Stingley cultivated femininity on purpose. She stopped “despising feminine things” like doing dinner parties, but humbly embraced the vibe of the house. “Put on the dress, put on the earrings, shave your armpits, do your hair and love it,” she said, adding, “Be chaste.”

The media dismantles the marriage?

If “being chaste” seems out of place today, Stingley, a devout Christian, knows why. Television and the media, in addition to spouting feminism, slaughter women by glorifying promiscuity. Single women act like wives—do laundry, have sex, cook meals” – goes against what men were created to do, says Stingley, which is “to honor you, to sacrifice for you”.

Uplifting yourself uplifts others around you, including men, bringing them “to who they were meant to be,” she added. “The men you want to marry will love it. And he gets that ring on your finger in record time.

The way the media portrays relationships seems tilted, most visibly, toward dismantling marriage.

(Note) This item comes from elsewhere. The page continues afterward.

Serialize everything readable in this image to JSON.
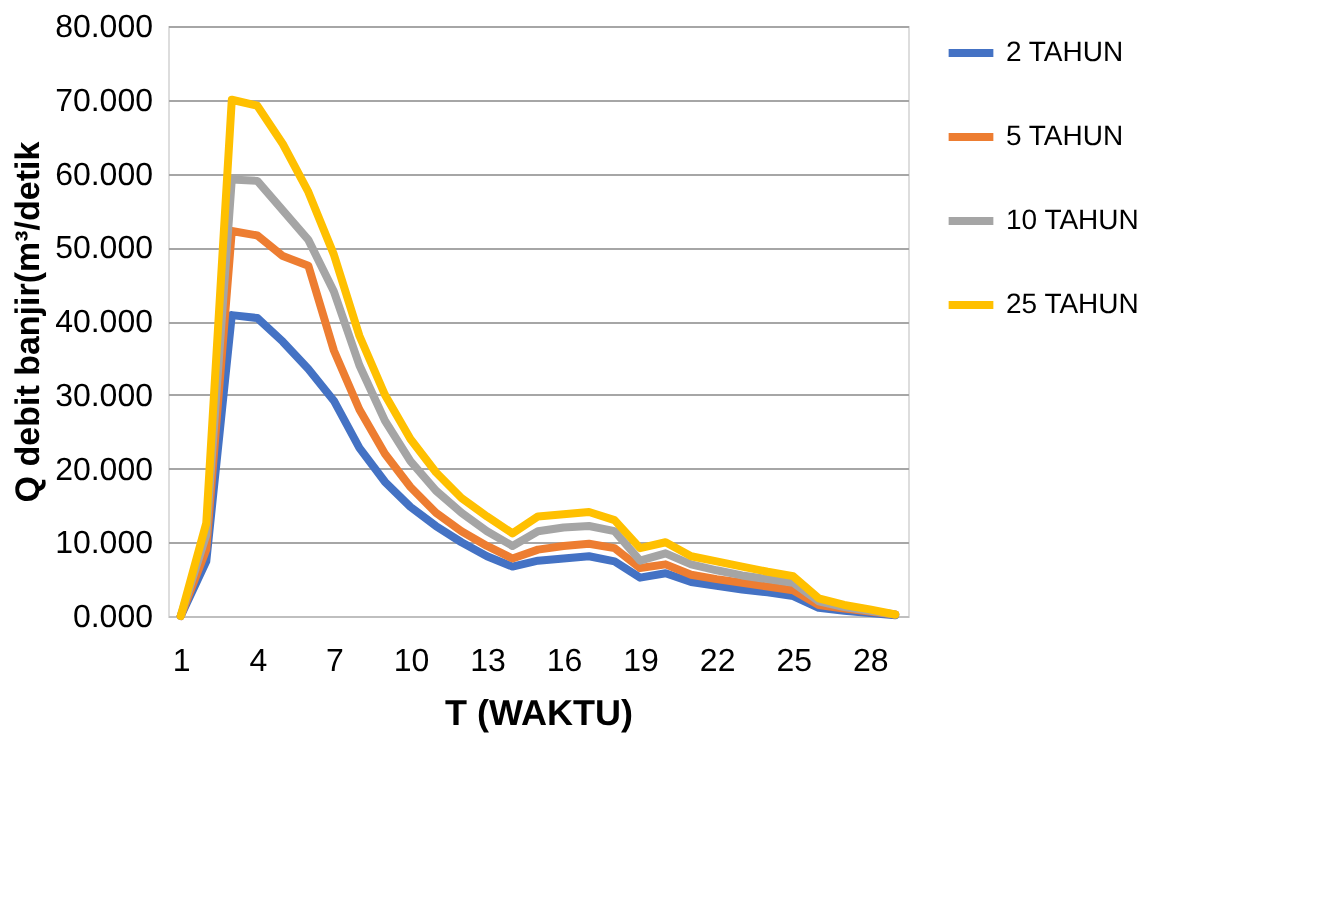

Those who have affairs are “extremely happy”, observed Stingley. The homosexual component of couples? “Very happy.” The married couple? “To hate oneself.”

Men too are harmed by the scourge of feminism. When women become like men, men say sayonara.

“They just leave society, they just don’t get married, they play video games,” Stingley said. “When they feel alienated from society, by women, belittled – it’s the season open to men – they leave and there is no one to marry. But women can get it back…they will easily come back to life.

For eons, women have accepted having both babies and husbands, she adds. Traditional mothers were the backbone of nations. Sacrificed men. “We lost sight of that,” Stingley said. “We are so independent that we dare not depend on another human being. And I think that hurts. It’s a risk-free attitude.

Turn women into wives

This month of August marks 20 years since their first meeting. Stingley, now 63, gives their marriage a 10 out of 10, a far cry from the rocky “1 or 2” when they started.

Over the years, she has connected with like-minded, marriage-seeking women through the Feminist Fallacy website, the Girls’ Night Out support group, and the Christian singles outreach she founded for her friends. loners in DC. She helped women deal with the ubiquitous, but easily dispersed, notion: “It’s easier to be struck by lightning, than for a woman over 40 to get married.”

Today, Stingley continues to cultivate the traditional feminine traits she espouses so much.

Epoch Times Photo
(Courtesy of Lisa Stingley)

What words does she have for young beauties still budding in their twenties, with their whole lives ahead of them, full of potential?

“I don’t want them to go through what I went through, what my friends went through,” Stingley said. “Marriage is risky. … But don’t tell me it’s not worth it. You can get fired from a job, it’s a risk. But what could be more devastating? What is most worth the risk?

In short: avoiding the abyss, and the feminist lies she fell for. Embrace the tradition, which has preserved societies for eons. Get an education? Yes, it is important, says Stingley. A career? Of course, working a bit before marriage can lead to a greater appreciation for what it offers.

Family is “the essence of life,” she added. “You won’t have to panic when Christmas rolls around and you have nowhere to go. … Just do it. Don’t marry just anyone, but you have options. And don’t be afraid to be traditional.